Homer's The Odyssey follows Odysseus, king of Ithaca, on his perilous journey home after the Trojan War. For ten years, he faces trials, including the Cyclops Polyphemus, the witch Circe, and the deadly Sirens, while angering the sea god Poseidon. Meanwhile, in Ithaca, his wife Penelope fends off persistent suitors, awaiting his return. With the help of the goddess Athena, Odysseus finally returns, disguised as a beggar. He reveals himself, defeats the suitors in a contest of skill and battle, and reunites with Penelope.

Or it can be summarized as I summarized Roses Are Red:

The Odyssey, attributed to Homer, is a richly layered epic that follows Odysseus’ tumultuous journey home after the Trojan War. It explores themes of heroism, identity, loyalty, and human frailty through encounters with gods, monsters, and mortals. The narrative intertwines adventure with moments of introspection, revealing a tension between fate and agency. Penelope’s endurance, Telemachus’ coming-of-age, and Odysseus’ cunning invite reflection on resilience and transformation. Yet, its moral ambiguities—violence, deception, and divine caprice—resist tidy resolution. The epic’s power lies in its openness to interpretation, offering a timeless meditation on the complexities of human experience and the longing for home.
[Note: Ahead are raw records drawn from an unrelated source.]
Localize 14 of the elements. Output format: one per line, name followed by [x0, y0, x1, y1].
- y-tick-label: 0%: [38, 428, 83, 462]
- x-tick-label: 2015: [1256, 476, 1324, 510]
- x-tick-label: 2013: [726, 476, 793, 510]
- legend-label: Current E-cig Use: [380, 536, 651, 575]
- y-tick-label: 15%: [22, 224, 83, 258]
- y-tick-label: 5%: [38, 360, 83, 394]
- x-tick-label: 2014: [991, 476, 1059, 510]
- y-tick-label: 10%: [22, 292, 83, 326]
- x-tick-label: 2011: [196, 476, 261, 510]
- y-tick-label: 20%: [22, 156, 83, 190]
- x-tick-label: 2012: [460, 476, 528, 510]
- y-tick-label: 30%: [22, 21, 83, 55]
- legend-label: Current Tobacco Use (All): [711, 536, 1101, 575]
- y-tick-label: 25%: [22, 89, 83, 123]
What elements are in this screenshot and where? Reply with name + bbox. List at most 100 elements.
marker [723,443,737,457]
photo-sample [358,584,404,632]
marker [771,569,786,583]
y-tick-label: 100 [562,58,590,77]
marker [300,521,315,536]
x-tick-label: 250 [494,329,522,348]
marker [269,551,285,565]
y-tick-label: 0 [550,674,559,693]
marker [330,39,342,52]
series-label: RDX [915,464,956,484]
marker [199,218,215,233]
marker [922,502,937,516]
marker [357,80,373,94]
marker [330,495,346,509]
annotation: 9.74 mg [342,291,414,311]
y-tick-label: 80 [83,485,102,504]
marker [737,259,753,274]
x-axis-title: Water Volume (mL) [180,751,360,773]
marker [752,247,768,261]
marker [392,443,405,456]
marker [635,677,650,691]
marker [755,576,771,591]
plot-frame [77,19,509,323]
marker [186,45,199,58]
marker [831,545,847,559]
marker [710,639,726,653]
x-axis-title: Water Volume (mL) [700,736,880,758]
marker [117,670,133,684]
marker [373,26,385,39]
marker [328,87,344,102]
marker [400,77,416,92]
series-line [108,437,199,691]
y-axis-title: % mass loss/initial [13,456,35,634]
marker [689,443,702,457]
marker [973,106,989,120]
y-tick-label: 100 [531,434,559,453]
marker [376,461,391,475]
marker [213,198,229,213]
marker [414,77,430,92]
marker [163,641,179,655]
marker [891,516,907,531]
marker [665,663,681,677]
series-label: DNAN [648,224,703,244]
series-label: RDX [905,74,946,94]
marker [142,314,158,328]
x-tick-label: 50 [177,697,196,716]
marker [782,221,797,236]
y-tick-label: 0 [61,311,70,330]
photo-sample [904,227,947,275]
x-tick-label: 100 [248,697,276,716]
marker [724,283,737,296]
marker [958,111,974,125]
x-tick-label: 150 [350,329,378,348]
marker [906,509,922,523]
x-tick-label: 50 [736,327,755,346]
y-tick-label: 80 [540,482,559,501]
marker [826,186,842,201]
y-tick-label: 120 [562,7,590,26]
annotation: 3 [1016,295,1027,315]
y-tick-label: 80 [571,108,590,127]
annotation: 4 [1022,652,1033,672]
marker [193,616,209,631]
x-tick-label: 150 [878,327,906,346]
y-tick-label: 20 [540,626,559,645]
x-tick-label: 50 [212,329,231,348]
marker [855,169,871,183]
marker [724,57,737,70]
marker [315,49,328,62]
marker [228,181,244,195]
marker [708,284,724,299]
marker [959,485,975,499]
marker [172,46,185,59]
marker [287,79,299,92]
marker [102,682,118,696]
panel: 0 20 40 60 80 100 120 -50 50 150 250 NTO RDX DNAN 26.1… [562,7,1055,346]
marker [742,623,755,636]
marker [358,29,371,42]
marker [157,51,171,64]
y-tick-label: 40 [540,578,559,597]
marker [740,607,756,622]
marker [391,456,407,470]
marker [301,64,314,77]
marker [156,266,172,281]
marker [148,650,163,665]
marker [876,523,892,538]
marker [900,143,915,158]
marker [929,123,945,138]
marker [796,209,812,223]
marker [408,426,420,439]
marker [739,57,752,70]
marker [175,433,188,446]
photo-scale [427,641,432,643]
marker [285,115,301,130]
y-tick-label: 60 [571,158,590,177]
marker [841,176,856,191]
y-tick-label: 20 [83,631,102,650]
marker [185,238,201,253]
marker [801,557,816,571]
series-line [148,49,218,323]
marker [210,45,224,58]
Obviously very different approaches.


Present both and you'd have a pretty decent summary of the Odyssey.


And yet, the long form exists. Because reading (or in the case of the Odyssey, narrating/speaking the story) is experiential. Just as you can summarize a movie, the plot is very little of the point of WHY you would watch something. It might help you discuss elements of it, or determine if it sounds remotely interesting to you, but we experience art because it is, despite appearances, a succinct way of transmitting complex ideas and experiences.


Of course, you cannot summarise something which doesn't exist.

Even with a perfect summary, the source is still going to give something more. Nobody is arguing against that.


If I read the latter description, I would be deeply disappointed. You really need to stretch it to make these "being explored by the poem". It omis more that you can detect these topics if you want to, but they are more of "present a little".

While the former one is quick plot review.


A great perspective but one problem remains: AI will radically change the book market. Great new books will be even harder to find as we are drowning in a sea of words. How do we stay afloat?


Seek out book enthusiasts, which in some ways (tools, internet), is easier than ever, and find your tribe(s) that align with your taste. AI or not, the volume of books is ever increasing. Word of mouth, personal recommendations, curated lists, all are only increasing in value.


I don’t know if i would want such thing as a tribe. Reviews are great though unless ai generated. IMHO the internet as a source of valueable information is at risk.


There are more great books written before 2022 than a person could read in a lifetime. Stick with those.


> If anything getting summaries might be the worse of both worlds because one might be left with the false impression of understanding where there is none.

It's bad for the individual, but even worse for the collective. The AI summary reader isn't just convinced they understand, they also share that incorrect understanding in discussion. They effectively inject LLM slop into real life conversations and forget the subjectivity of reading.

This leads to what I consider more harmful. Discussions where the particiants themselves don't even believe in the stuff they are arguing. Where human beings, devoid of their own subjectivity, sling summaries and empty "facts" at each other. As if what 1984 textually said is important in any way beyond how you and I, the humans, connected with it.


i for one always enjoyed reader's digest even though i knew it was heavily critiqued by all the fancy people.

i still like reading the adapted books into chapters from the walrus too. i havent been a subscriber in a while, but they tend to be nice reads that dont require me to commit to reading the same thing for the next couple weeks on the toilet


That’s a blast from the past. I also loved readers digest! I would find them all over the place when I was little and devoured them.